Очень верно эту существеннейшую черту книги о Бахе отметил Шрэйд в своей работе «Эстетика Швейцера»: «...Швейцер стремится донести до своего времени творения Баха как движущую силу... Его эстетика, представленная через Баха, в основе своей этична. Она не существует ради самой себя. Она выполняет этический долг по отношению к человечеству. И возвестить этот долг для него может только один человек. Это Бах».

Книга Швейцера появилась на самом гребне новой волны баховского возрождения. Идеи о новом, углубленном подходе к Баху, о понимании его языка витали в воздухе. И Швейцер сумел верно подобрать ключ. Это то самое, о чем он говорил с Видором: изучение музыки кантат и хоралов Баха параллельно с их текстами давало возможность проникнуть в тайны музыкального языка Баха.

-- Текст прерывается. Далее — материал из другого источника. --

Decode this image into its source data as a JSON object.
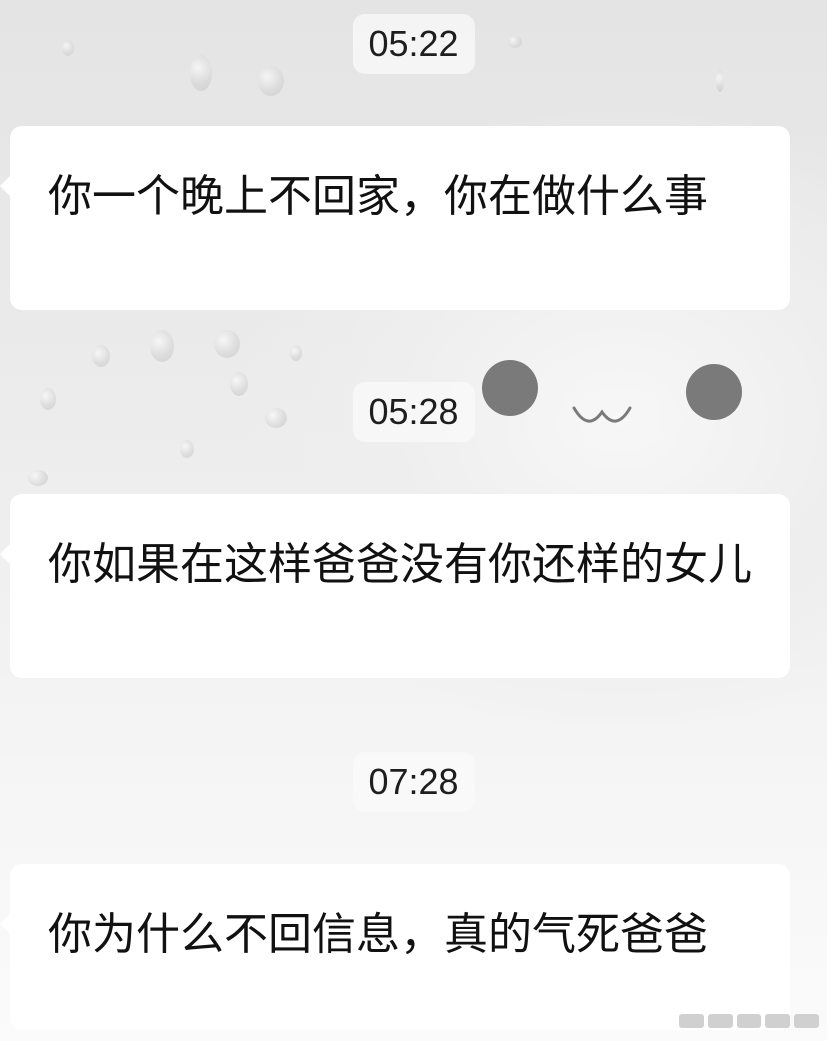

В своем серьезнейшем музыковедческом труде (который специалисты неизменно называют «классическим» трудом баховедения) Швейцер не только ставит задачу изучения баховского языка, но и сам отважно берется за выполнение этой задачи, выявляя в этом языке «символы», при помощи которых Бах выражал определенные чувства и настроения.

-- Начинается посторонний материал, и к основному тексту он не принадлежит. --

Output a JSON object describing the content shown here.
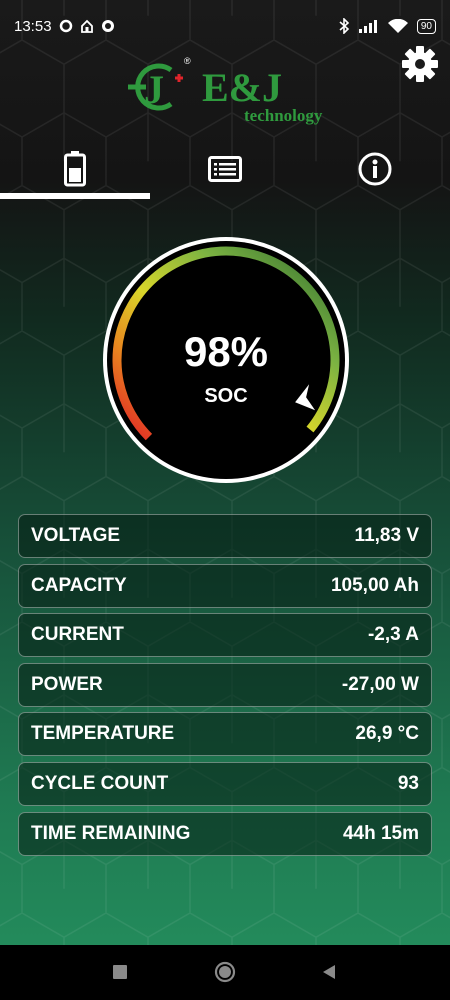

Чтобы не испугать этими «символами» наиболее робких читателей, автор хотел бы сослаться на разъяснения советского музыковеда М. Друскина, который пишет:

«Нас не должен пугать данный термин — зарубежные музыковеды вкладывают в него иной смысл, чем мы. По сути дела, „символ“ в их трактовке близок к „интонации“ в толковании Асафьева...» (Это из послесловия ко второму русскому изданию книги.)

В своих упорных и вдохновенных ночных трудах молодой Швейцер открыл миру нового Баха — музыканта-поэта и музыканта-живописца. Предшественников Швейцера отпугивала всякая мысль о таком изобразительном «музыкальном материализме». В борьбе с Вагнером хранители «чистой» музыки нередко прибегали к ее незамутненному источнику — к Баху. И тут выступил Швейцер со своей защитой Вагнера и новыми суждениями о Бахе.

«Все, что есть в тексте и эмоционального и живописного, он стремится воспроизвести на языке музыки со всяческой возможной жизненностью и ясностью. Прежде всего он стремится передать звуками живописное. Он даже больше художник тона, чем поэт тона... Если в тексте говорится о кочующих туманах, о разгульных ветрах, о ревущих потоках, о набегающей и уходящей волне, о листьях, опадающих с веток, о колоколах, которые звонят по усопшему, об уверенных шагах твердой веры или о неуверенной поступи поколебленной веры, о посрамлении гордого и о вознесении смиренного, о восставшем сатане и ангелах, восседающих на облаке, — все это и видишь и слышишь в его музыке».

Так подытоживает Швейцер свои мысли в автобиографической книге. В «Бахе» же он развивает эти мысли с еще большей детальностью и убедительностью, начиная с общих эстетических проблем. Он обращается к проблеме взаимодействия искусств, начиная с размышления о привычном делении искусства по материалу: музыкант, говорим мы обычно, пользуется звуками, живописец — красками, поэт — словами. На самом деле, заявляет Швейцер, материал — это второстепенное. В настоящем художнике соединяются все трое, и различие лишь в том, что каждый творец выбирает себе тот язык, который ему более привычен. Швейцер приводит интересные факты о том, как в человеке, уже избравшем себе вид искусства, продолжает жить «другой художник». Конечно же, Швейцер начинает с Гёте, душа которого раздваивалась между поэзией и живописью, затем говорит о Гейне, о Шиллере, о Бетховене, о Вагнере, о Ламартине и, наконец, о Ницше, который в «Заратустре», по мнению Швейцера, соединяет свои идеи с помощью звуковой логики.

И дальше следует подробнейший анализ музыки Баха, профессиональный музыкально-методический и искусствоведческий разбор почти трехсот вокально-инструментальных произведений Лейпцигского кантора, тонкий анализ его «символов».

По мнению Швейцера, баховская музыка «поэтична и живописна, потому что тематика ее порождена поэтическими и живописными идеями. Исходя из этих тем, композиция разворачивается как законченное произведение архитектуры в нотных линейках звуков. То, что является по существу своему поэтической и живописной музыкой, находит воплощение в готической архитектуре, претворенной в звук».